Beautiful Data, on the other hand, is more suited to browsing (and reading at the playground while my kids are playing). I actually got so frustrated waiting for it – although it was released 26 July in the States, I didn’t get it until 21 August – that I downloaded a PDF from the web and read part of it before I got the physical book. (Sorry about that, O’Reilly – but I did pay for the book with my own money!) It’s definitely a nice book. Loosely based on the concept of a previous book, Beautiful Code, it describes various interesting real-life data analysis and visualization projects. There are also a couple of more essay-like chapters. Each chapter is written by different authors, and the scope is very wide. Most people who read the book will probably have a couple of chapters they really like and a couple they don’t care that much about.
One of the more hands-on chapters is the one about the FaceStats site. This site, which I hadn’t heard about before (and which appears to be on a hiatus), lets users upload photos of themselves and judge the photos of other people. In this chapter, the creators of FaceStats walk the reader through a session of exploratory data analysis (i. e. analysis with no specific hypothesis in mind at the beginning), performed in the statistical scripting language R. Among other things, they show how to find the keywords most characteristic of different groups of people. A big surprise for me there was to see the Swedish word “fjortis” as one of the most female-specific (=most used to describe female faces) words in the database! Unfortunately, the authors don’t comment on this. What makes me surprised is both that a Swedish slang term (which means, roughly, an immature adolescent – it’s derived from the word “fjorton” which means “fourteen”) is apparently so common at an international web site, and that it is so strongly associated with females – as far as I know, it can be used for both male and female adolescents in Swedish. Looking at this site, it does seem to be a sort of new English loan word which has had its meaning slightly changed.
Google’s director of research, Peter Norvig, contributes a nice chapter on statistical language modelling. Many of Google’s tricks are probably sketched here. Toby Segaran’s chapter is basically a compressed version of Programming the Semantic Web. One of my favorite chapters is the one by Jeff Hammerbacher, where he describes how he and others built up Facebook’s information platforms. I like his thoughts about the emerging species of data scientists:
At Facebook, we felt that traditional titles such as Business Analyst, Statistician, Engineer, and Research Scientist didn’t quite capture what we were after for our team. The workload for the role was diverse: on any given day, a team member could author a multistage processing pipeline in Python, design a hypothesis test, perform a regression analysis over data samples with R, design and implement an algorithm for some data-intensive product or service in Hadoop, or communicate the results of our analyses to other members of the organization in a clear and concise fashion. To capture the skill set required to perform this multitude of tasks, we created the role of “Data Scientist.”
The part in italics sounds a lot like my everyday work activities. Maybe I’ve been a data scientist all along without even knowing it?

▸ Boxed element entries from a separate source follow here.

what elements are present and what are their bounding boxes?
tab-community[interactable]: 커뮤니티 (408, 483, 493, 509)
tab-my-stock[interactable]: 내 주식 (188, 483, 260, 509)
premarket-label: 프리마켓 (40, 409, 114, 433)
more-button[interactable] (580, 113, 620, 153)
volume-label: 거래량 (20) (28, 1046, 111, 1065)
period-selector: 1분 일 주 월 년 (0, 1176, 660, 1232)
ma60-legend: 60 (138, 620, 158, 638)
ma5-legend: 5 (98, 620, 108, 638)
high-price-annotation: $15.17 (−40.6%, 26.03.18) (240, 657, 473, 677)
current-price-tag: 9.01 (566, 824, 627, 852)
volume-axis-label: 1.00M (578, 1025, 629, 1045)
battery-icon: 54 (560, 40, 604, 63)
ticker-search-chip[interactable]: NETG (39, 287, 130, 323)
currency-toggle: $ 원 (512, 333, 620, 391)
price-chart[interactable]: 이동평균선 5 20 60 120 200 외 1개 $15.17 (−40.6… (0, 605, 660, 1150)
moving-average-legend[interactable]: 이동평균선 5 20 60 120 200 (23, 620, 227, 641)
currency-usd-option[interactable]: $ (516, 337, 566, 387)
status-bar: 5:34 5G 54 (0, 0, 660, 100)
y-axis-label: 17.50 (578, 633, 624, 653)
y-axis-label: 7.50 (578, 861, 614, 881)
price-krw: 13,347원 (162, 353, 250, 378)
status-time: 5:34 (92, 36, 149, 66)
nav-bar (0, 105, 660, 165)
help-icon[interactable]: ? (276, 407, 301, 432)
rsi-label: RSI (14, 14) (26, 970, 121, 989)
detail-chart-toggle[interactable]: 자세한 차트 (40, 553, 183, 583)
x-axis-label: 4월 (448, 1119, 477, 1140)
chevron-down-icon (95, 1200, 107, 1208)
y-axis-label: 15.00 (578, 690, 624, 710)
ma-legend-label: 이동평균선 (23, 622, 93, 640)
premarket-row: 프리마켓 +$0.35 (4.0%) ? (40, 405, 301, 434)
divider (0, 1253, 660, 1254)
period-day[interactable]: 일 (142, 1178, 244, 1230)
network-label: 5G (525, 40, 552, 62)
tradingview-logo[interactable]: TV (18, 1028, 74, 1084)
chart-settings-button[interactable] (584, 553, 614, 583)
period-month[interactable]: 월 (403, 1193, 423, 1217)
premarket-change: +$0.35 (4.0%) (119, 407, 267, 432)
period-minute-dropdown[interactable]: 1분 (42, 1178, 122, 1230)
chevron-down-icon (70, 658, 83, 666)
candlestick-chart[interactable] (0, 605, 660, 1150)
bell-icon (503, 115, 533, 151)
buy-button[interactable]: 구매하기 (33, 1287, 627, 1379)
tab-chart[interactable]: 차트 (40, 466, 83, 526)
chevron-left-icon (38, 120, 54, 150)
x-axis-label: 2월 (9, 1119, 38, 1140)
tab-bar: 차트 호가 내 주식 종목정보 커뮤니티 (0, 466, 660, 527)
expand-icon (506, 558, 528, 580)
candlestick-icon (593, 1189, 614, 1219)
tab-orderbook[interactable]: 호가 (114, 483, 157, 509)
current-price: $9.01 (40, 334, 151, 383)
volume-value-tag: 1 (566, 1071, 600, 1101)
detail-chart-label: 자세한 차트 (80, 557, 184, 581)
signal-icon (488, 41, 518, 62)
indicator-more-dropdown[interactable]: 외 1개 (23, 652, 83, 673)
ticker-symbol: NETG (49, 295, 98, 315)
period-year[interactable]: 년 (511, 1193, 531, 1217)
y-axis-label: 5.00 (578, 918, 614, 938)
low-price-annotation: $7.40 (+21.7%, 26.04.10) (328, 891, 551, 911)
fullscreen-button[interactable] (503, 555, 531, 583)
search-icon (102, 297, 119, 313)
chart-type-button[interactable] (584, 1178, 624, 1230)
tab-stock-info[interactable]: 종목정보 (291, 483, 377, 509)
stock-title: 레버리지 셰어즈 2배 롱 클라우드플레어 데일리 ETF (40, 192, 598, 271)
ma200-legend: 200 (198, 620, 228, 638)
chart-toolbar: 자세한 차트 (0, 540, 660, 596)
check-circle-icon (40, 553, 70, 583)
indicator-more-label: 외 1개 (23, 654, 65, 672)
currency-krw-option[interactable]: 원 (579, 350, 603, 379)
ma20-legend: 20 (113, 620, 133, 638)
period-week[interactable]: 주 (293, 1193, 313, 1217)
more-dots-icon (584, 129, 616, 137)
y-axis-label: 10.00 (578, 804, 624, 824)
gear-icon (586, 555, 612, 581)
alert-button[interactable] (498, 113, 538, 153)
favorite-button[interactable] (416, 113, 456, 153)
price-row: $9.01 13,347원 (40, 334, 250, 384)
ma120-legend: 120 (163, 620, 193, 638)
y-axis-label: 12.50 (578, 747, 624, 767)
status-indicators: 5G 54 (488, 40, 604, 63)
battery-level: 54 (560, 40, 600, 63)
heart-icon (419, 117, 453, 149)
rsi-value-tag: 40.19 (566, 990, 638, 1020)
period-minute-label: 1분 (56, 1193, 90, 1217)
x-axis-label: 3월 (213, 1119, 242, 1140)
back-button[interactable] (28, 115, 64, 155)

There is lots of other interesting stuff in the book. You will read about how to design an image processing system for a space shuttle going to Mars, how to shoot a Radiohead video without actually using film, how to visualize scientific data in Second Life, and much more.
There’s no point in enumerating all of the interesting topics here – suffice to say that I recommend it to anyone who want to understand more about real-life data analysis challenges. After you’ve been blown away by all the cool projects and methods, don’t forget to cool off with Coco Krumme’s sober chapter which outlines what data can’t do and how we frequently get fooled by data and fail to intuitively understand probabilities. A refreshing pinch of skepticism.